Week #21: Architecture

To be shot and submitted between Sunday, May 17 and Sunday, May 24 (noon, Eastern)

“Architecture is the learned game, correct and magnificent, of forms assembled in the light.” – Le Corbusier

Simply put, Architectural Photography is the art of photographing a building’s interior or exterior, or an element of a building. It can actually be trickier – and more addictive – than it sounds. Buildings, especially older ones, are encrusted in so much detritus and urban flotsam that it can be difficult to see them afresh, as the architect intended. In that sense, it can take some imagination and investigation to find the most interesting and engaging angles or elements of a building. But once you start searching, you’ll start finding beautiful shapes, patterns, and lines all around you!

Keep in mind one of the biggest pitfalls of architectural photography – distortion. When you stand at the base of the Empire State Building and point your camera up, the image will show a very distorted building, with the vertical lines of the tower converging towards the center. Whereas early architectural photography tried hard to circumvent this limitation, more recent artists have strived to purposefully incorporate these distortions into their work, creating new and wonderful scenes. It’s up to you to decide if you want to be more faithful or interpretative with your shot.

Remember, your photo need not be just standing outside a building, snapping a shot. You can focus on a particular element – a door, the stairs, some tiles, windows, infrastructure – or even go more abstract finding patterns and shapes to document. This is your chance to play with lots of different angles and find the very best one.

Tips and Tuts for this week:

 

  • Find lots of quick tips for all sorts of architecture, and plenty of examples, at this blog post.
  • Look for patterns. Look for light. Step back. Get close. Look for natural framing.

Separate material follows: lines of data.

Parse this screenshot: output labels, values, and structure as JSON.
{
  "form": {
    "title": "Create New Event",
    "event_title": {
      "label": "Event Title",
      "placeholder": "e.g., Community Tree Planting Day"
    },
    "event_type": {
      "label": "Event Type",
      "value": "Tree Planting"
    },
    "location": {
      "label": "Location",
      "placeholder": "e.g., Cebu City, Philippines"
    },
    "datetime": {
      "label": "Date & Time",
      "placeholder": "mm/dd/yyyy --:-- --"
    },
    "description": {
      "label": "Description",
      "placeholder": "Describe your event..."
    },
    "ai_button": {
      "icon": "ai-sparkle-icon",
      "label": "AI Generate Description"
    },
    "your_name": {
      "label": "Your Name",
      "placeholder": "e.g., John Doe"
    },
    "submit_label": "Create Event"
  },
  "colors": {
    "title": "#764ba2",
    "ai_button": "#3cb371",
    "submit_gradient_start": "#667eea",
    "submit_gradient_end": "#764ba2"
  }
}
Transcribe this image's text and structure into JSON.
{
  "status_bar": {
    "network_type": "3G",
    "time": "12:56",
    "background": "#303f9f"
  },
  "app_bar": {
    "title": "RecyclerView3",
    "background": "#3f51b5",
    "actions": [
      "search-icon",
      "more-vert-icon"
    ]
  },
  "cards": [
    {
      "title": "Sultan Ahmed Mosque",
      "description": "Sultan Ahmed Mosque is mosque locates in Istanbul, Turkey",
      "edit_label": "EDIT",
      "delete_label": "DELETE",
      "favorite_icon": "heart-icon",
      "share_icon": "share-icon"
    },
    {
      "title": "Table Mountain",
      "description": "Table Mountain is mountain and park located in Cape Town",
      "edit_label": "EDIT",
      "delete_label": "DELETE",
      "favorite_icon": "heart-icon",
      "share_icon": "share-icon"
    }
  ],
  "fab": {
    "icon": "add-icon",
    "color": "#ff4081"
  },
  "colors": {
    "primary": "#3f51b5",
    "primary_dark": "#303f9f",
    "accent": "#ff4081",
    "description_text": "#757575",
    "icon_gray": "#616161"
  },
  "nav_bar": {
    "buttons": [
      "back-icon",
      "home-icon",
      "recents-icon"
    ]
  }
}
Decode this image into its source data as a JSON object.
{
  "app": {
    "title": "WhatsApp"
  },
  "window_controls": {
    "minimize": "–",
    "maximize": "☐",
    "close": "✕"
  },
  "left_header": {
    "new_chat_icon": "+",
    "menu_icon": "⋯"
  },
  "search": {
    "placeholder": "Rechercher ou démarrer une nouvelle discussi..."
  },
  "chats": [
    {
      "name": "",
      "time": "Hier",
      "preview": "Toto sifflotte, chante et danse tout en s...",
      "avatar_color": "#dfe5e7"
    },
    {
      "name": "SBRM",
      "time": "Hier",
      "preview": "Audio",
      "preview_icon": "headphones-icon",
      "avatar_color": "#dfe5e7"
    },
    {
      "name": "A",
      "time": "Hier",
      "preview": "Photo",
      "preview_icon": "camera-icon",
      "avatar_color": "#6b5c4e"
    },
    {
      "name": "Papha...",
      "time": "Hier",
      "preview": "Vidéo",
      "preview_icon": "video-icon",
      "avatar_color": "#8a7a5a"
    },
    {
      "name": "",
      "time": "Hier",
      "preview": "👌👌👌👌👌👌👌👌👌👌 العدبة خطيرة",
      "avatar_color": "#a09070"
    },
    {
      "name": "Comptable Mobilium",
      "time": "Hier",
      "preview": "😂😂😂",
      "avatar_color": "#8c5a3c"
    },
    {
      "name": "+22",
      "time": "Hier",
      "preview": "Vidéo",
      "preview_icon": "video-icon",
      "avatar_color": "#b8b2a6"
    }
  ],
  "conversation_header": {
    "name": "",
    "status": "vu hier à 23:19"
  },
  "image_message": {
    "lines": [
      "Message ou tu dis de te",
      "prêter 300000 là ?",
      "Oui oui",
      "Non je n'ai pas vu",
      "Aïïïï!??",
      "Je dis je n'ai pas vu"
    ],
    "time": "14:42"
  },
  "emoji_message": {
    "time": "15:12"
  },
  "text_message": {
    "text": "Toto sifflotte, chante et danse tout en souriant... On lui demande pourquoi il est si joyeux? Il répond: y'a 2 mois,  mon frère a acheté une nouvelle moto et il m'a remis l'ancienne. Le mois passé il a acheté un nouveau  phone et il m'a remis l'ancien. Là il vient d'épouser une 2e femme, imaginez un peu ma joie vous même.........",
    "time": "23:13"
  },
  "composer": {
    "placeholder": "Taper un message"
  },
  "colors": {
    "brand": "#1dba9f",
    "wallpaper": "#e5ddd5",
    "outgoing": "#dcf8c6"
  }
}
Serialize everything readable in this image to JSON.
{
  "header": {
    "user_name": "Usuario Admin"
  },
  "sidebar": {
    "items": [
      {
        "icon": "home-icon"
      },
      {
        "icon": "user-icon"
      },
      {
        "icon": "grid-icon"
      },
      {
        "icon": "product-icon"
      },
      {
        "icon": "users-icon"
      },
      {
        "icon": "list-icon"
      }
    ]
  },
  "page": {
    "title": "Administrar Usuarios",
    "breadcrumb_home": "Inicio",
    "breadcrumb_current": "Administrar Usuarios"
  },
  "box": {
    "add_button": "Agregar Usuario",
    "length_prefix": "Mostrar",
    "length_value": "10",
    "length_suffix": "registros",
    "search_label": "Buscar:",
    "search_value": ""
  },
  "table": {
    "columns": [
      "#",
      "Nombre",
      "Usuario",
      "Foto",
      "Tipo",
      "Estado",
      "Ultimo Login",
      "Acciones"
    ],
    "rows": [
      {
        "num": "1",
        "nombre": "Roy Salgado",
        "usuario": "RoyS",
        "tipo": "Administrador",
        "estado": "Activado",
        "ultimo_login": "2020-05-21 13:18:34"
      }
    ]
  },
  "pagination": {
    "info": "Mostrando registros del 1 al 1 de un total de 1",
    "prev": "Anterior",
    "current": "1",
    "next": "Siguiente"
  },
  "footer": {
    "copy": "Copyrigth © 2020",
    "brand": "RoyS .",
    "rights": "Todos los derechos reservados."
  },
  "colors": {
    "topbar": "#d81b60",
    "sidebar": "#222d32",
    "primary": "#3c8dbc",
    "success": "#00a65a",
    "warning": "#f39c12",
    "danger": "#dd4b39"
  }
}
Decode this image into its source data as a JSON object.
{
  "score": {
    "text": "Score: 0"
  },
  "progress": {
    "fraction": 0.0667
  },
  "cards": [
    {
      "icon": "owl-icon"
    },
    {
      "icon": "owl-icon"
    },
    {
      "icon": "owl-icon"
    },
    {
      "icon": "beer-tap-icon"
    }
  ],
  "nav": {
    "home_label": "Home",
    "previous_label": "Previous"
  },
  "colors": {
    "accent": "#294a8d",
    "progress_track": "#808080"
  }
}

Look down. Look up. Go to a public space. Go to a private place.
  • Trying to photograph a building, but finding too many passersby cluttering the scene? This nifty little Photoshop trick will help clean up your shot. You’ll want to use a tripod.Check out this quick video.

Looking for more inspiration? We have some albums that might hit the spot. Try: Windows & Doors (2014), Cityscape (2013), and Stairs (2014).

Check out these stunning examples of architectural photography from around the world.
Be blown away by some of the greats: 25 of the Greatest Architectural Photographers

Extra Credit: Tell a Story

Although beautiful, architectural photography is often quite sterile, allowing the building to do the talking. As architect Julia Morgan said, “Architecture is a visual art, and the buildings speak for themselves.“

For extra credit, figure out how to tell a story within your shot. Provide some greater context – use models, or props, or an entire setting, to tell a greater story while also harnessing the powerful principles of architectural photography.

Remember, it is not necessary to work in this Extra Credit piece. It’s extra credit!